Pouco antes das 10 horas, entrou no salão o presidente do pt, Ricardo Berzoini, acompanhando a mulher de Sérgio Rosa, Gema, uma morena magra e sorridente, trajando um vestido preto com um cinto prateado. Chegou em seguida Luiz Gushiken, o ex-ministro de Comunicação de Lula. O círculo íntimo do aniversariante se fechou com a entrada de Wagner Pinheiro, o presidente da Petros - o fundo de pensão da Petrobras -, de Guilherme Lacerda, dirigente da Funcef - o fundo da Caixa Econômica Federal -, e do gerente executivo de Comunicação Institucional da Petrobras, Wilson Santarosa, que é também presidente do Conselho Deliberativo da Petros.

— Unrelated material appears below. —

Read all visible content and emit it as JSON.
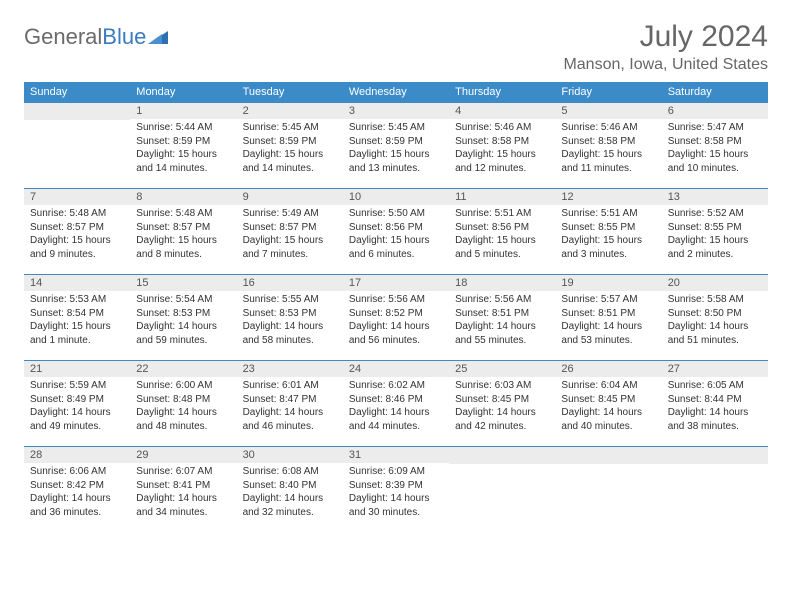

Na última campanha de Ricardo Berzoini para deputado, Sérgio Rosa, Wagner Pinheiro e Guilherme Lacerda doaram, cada um, 10 mil reais para o amigo. À exceção de Lacerda, o grupo é egresso do sindicalismo bancário paulista, liderado nos anos 70 e 80 por Gushiken. Eles fizeram oposição aos pelegos ligados à ditadura e ao Partido Comunista Brasileiro, foram eleitos para a diretoria do sindicato e participaram da formação do pt e da Central Única dos Trabalhadores, a cut. Por fim, migraram para os fundos de pensão de companhias estatais, nos quais combateram as privatizações promovidas pelos tucanos durante o governo de Fernando Henrique Cardoso. Com Lula no poder, chegaram à presidência dos fundos, passaram a defender as privatizações e a gerir centenas de bilhões de reais.
Sérgio Rosa nasceu em São Paulo, numa família de classe média no bairro da Penha. Seu pai veio de Portugal com 17 anos para trabalhar com um dos catorze irmãos, dono de um açougue na cidade. Continuou no ramo e montou seu próprio negócio, o Açougue Gouvêa. Aos 13 anos, Sérgio Rosa foi convocado pelo pai para aprender o ofício. Todos os dias, depois das aulas na escola pública, o menino rumava para o açougue. Sua função era desossar as carnes, coisa que odiava. A parte mais terrível era limpar peças de contrafilé, cheias de ossinhos. "Eu não tinha a menor habilidade, ficava lá manobrando a faquinha, mas era um desastre", contou Sérgio Rosa durante um almoço num restaurante carioca, onde comeu peixe grelhado com espinafre. "O pior de tudo era ficar com a carne entranhada debaixo das unhas."